An oversized red bandanna covers her small head of brown hair. She's missing a tooth. She stands in front of flowery green and gold wallpaper, her cherubic face exuding warmth and innocence.
It's this image her mother clings to in her darkest moments. "I can't let her grow up without a mother," writes Alice Blessing, who painted her 7-year-old daughter's portrait. "So I have to get better."
Blessing's painting, along with nearly 50 other high-quality pieces in the exhibit "What's Left," can be enjoyed, safely, from afar. But these artists hope we will step closer, cross the line of comfort and denial, to a more intimate space.
A space where honest dialogue about mental illness and suicide can begin.

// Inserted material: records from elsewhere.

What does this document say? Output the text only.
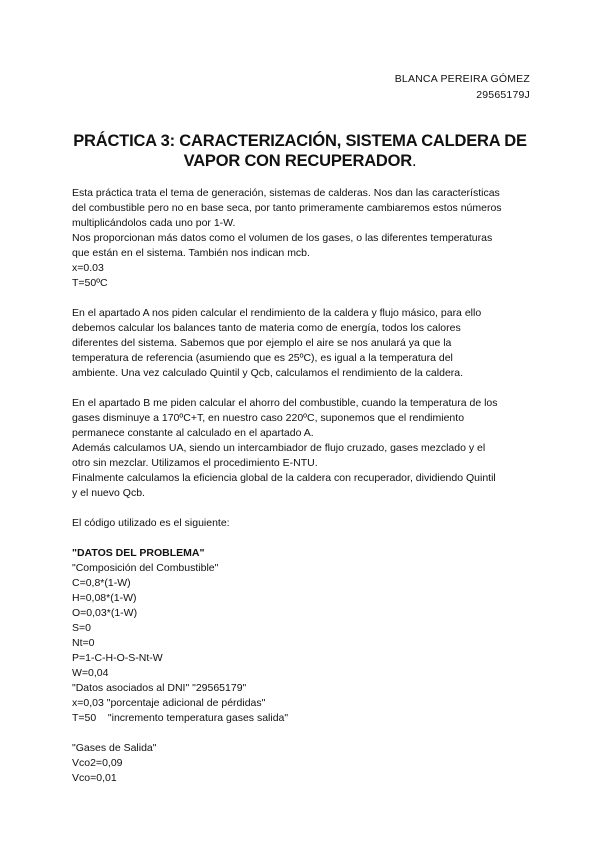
BLANCA PEREIRA GÓMEZ
29565179J
PRÁCTICA 3: CARACTERIZACIÓN, SISTEMA CALDERA DE
VAPOR CON RECUPERADOR.

Esta práctica trata el tema de generación, sistemas de calderas. Nos dan las características

del combustible pero no en base seca, por tanto primeramente cambiaremos estos números

multiplicándolos cada uno por 1-W.

Nos proporcionan más datos como el volumen de los gases, o las diferentes temperaturas

que están en el sistema. También nos indican mcb.

x=0.03

T=50ºC

En el apartado A nos piden calcular el rendimiento de la caldera y flujo másico, para ello

debemos calcular los balances tanto de materia como de energía, todos los calores

diferentes del sistema. Sabemos que por ejemplo el aire se nos anulará ya que la

temperatura de referencia (asumiendo que es 25ºC), es igual a la temperatura del

ambiente. Una vez calculado Quintil y Qcb, calculamos el rendimiento de la caldera.

En el apartado B me piden calcular el ahorro del combustible, cuando la temperatura de los

gases disminuye a 170ºC+T, en nuestro caso 220ºC, suponemos que el rendimiento

permanece constante al calculado en el apartado A.

Además calculamos UA, siendo un intercambiador de flujo cruzado, gases mezclado y el

otro sin mezclar. Utilizamos el procedimiento E-NTU.

Finalmente calculamos la eficiencia global de la caldera con recuperador, dividiendo Quintil

y el nuevo Qcb.

El código utilizado es el siguiente:

"DATOS DEL PROBLEMA"

"Composición del Combustible"

C=0,8*(1-W)

H=0,08*(1-W)

O=0,03*(1-W)

S=0

Nt=0

P=1-C-H-O-S-Nt-W

W=0,04

"Datos asociados al DNI" "29565179"

x=0,03 "porcentaje adicional de pérdidas"

T=50    "incremento temperatura gases salida"

"Gases de Salida"

Vco2=0,09

Vco=0,01
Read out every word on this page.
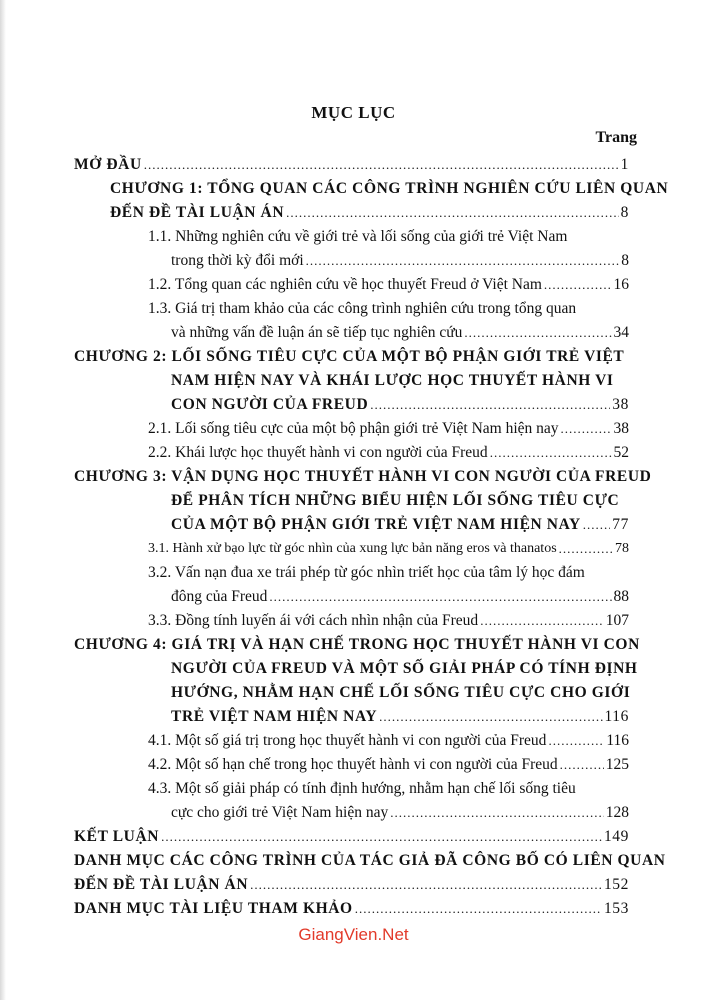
MỤC LỤC
Trang
MỞ ĐẦU .....	1
CHƯƠNG 1: TỔNG QUAN CÁC CÔNG TRÌNH NGHIÊN CỨU LIÊN QUAN
ĐẾN ĐỀ TÀI LUẬN ÁN .....	8
1.1. Những nghiên cứu về giới trẻ và lối sống của giới trẻ Việt Nam
trong thời kỳ đổi mới .....	8
1.2. Tổng quan các nghiên cứu về học thuyết Freud ở Việt Nam .....	16
1.3. Giá trị tham khảo của các công trình nghiên cứu trong tổng quan
và những vấn đề luận án sẽ tiếp tục nghiên cứu .....	34
CHƯƠNG 2: LỐI SỐNG TIÊU CỰC CỦA MỘT BỘ PHẬN GIỚI TRẺ VIỆT
NAM HIỆN NAY VÀ KHÁI LƯỢC HỌC THUYẾT HÀNH VI
CON NGƯỜI CỦA FREUD .....	38
2.1. Lối sống tiêu cực của một bộ phận giới trẻ Việt Nam hiện nay .....	38
2.2. Khái lược học thuyết hành vi con người của Freud .....	52
CHƯƠNG 3: VẬN DỤNG HỌC THUYẾT HÀNH VI CON NGƯỜI CỦA FREUD
ĐỂ PHÂN TÍCH NHỮNG BIỂU HIỆN LỐI SỐNG TIÊU CỰC
CỦA MỘT BỘ PHẬN GIỚI TRẺ VIỆT NAM HIỆN NAY ..... 77
3.1. Hành xử bạo lực từ góc nhìn của xung lực bản năng eros và thanatos .....	78
3.2. Vấn nạn đua xe trái phép từ góc nhìn triết học của tâm lý học đám
đông của Freud .....	88
3.3. Đồng tính luyến ái với cách nhìn nhận của Freud .....	107
CHƯƠNG 4: GIÁ TRỊ VÀ HẠN CHẾ TRONG HỌC THUYẾT HÀNH VI CON
NGƯỜI CỦA FREUD VÀ MỘT SỐ GIẢI PHÁP CÓ TÍNH ĐỊNH
HƯỚNG, NHẰM HẠN CHẾ LỐI SỐNG TIÊU CỰC CHO GIỚI
TRẺ VIỆT NAM HIỆN NAY .....	116
4.1. Một số giá trị trong học thuyết hành vi con người của Freud .....	116
4.2. Một số hạn chế trong học thuyết hành vi con người của Freud .....	125
4.3. Một số giải pháp có tính định hướng, nhằm hạn chế lối sống tiêu
cực cho giới trẻ Việt Nam hiện nay .....	128
KẾT LUẬN .....	149
DANH MỤC CÁC CÔNG TRÌNH CỦA TÁC GIẢ ĐÃ CÔNG BỐ CÓ LIÊN QUAN
ĐẾN ĐỀ TÀI LUẬN ÁN .....	152
DANH MỤC TÀI LIỆU THAM KHẢO .....	153
GiangVien.Net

"I want people to see the person and not the illness," said John Bauer, a Grand Rapids, Minn., public radio host who produced the exhibit and is taking it across Minnesota.

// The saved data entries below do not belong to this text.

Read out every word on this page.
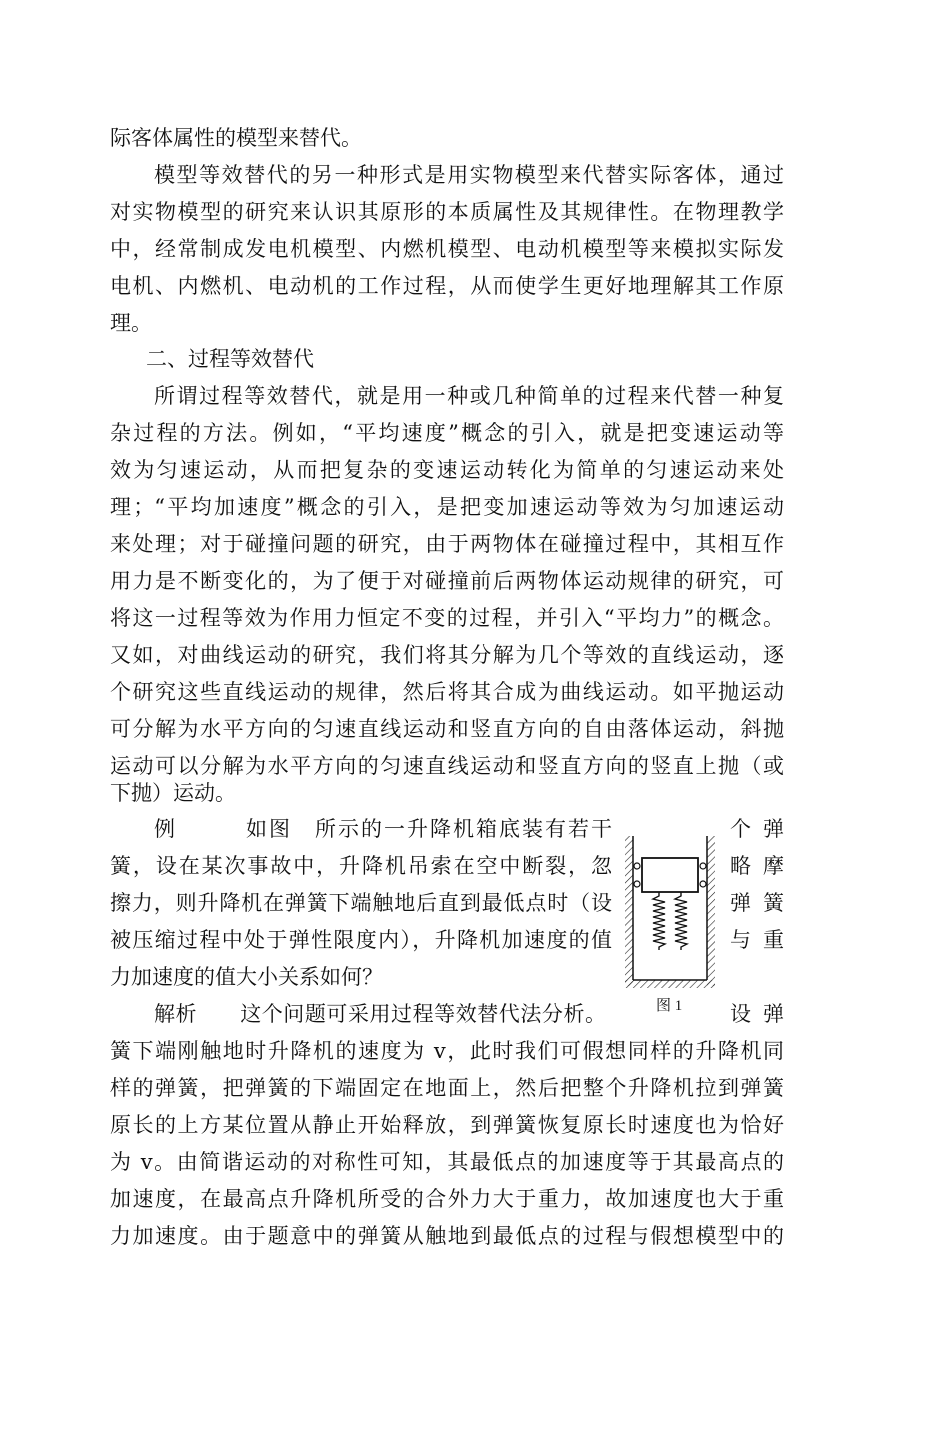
际客体属性的模型来替代。
模型等效替代的另一种形式是用实物模型来代替实际客体，通过
对实物模型的研究来认识其原形的本质属性及其规律性。在物理教学
中，经常制成发电机模型、内燃机模型、电动机模型等来模拟实际发
电机、内燃机、电动机的工作过程，从而使学生更好地理解其工作原
理。
二、过程等效替代
所谓过程等效替代，就是用一种或几种简单的过程来代替一种复
杂过程的方法。例如，“平均速度”概念的引入，就是把变速运动等
效为匀速运动，从而把复杂的变速运动转化为简单的匀速运动来处
理；“平均加速度”概念的引入，是把变加速运动等效为匀加速运动
来处理；对于碰撞问题的研究，由于两物体在碰撞过程中，其相互作
用力是不断变化的，为了便于对碰撞前后两物体运动规律的研究，可
将这一过程等效为作用力恒定不变的过程，并引入“平均力”的概念。
又如，对曲线运动的研究，我们将其分解为几个等效的直线运动，逐
个研究这些直线运动的规律，然后将其合成为曲线运动。如平抛运动
可分解为水平方向的匀速直线运动和竖直方向的自由落体运动，斜抛
运动可以分解为水平方向的匀速直线运动和竖直方向的竖直上抛（或
下抛）运动。
例　　　如图　所示的一升降机箱底装有若干
簧，设在某次事故中，升降机吊索在空中断裂，忽
擦力，则升降机在弹簧下端触地后直到最低点时（设
被压缩过程中处于弹性限度内），升降机加速度的值
力加速度的值大小关系如何？
个 弹
略 摩
弹 簧
与 重
图 1
解析　　这个问题可采用过程等效替代法分析。	设 弹
簧下端刚触地时升降机的速度为 v，此时我们可假想同样的升降机同
样的弹簧，把弹簧的下端固定在地面上，然后把整个升降机拉到弹簧
原长的上方某位置从静止开始释放，到弹簧恢复原长时速度也为恰好
为 v。由简谐运动的对称性可知，其最低点的加速度等于其最高点的
加速度，在最高点升降机所受的合外力大于重力，故加速度也大于重
力加速度。由于题意中的弹簧从触地到最低点的过程与假想模型中的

"We have to be able to talk about mental illness, not in whispers or disrespectful laughter," said Bauer, reflecting on the show that runs through April at Bethlehem Lutheran Church in Minnetonka.
"We need a culture shift. We have to break the stigma."
Bauer's daughter, Megan, died by suicide in 2013. She was 33, and a social worker. "Megan would never tell me the depths of her depression," he said. "She hid her pain behind a great smile."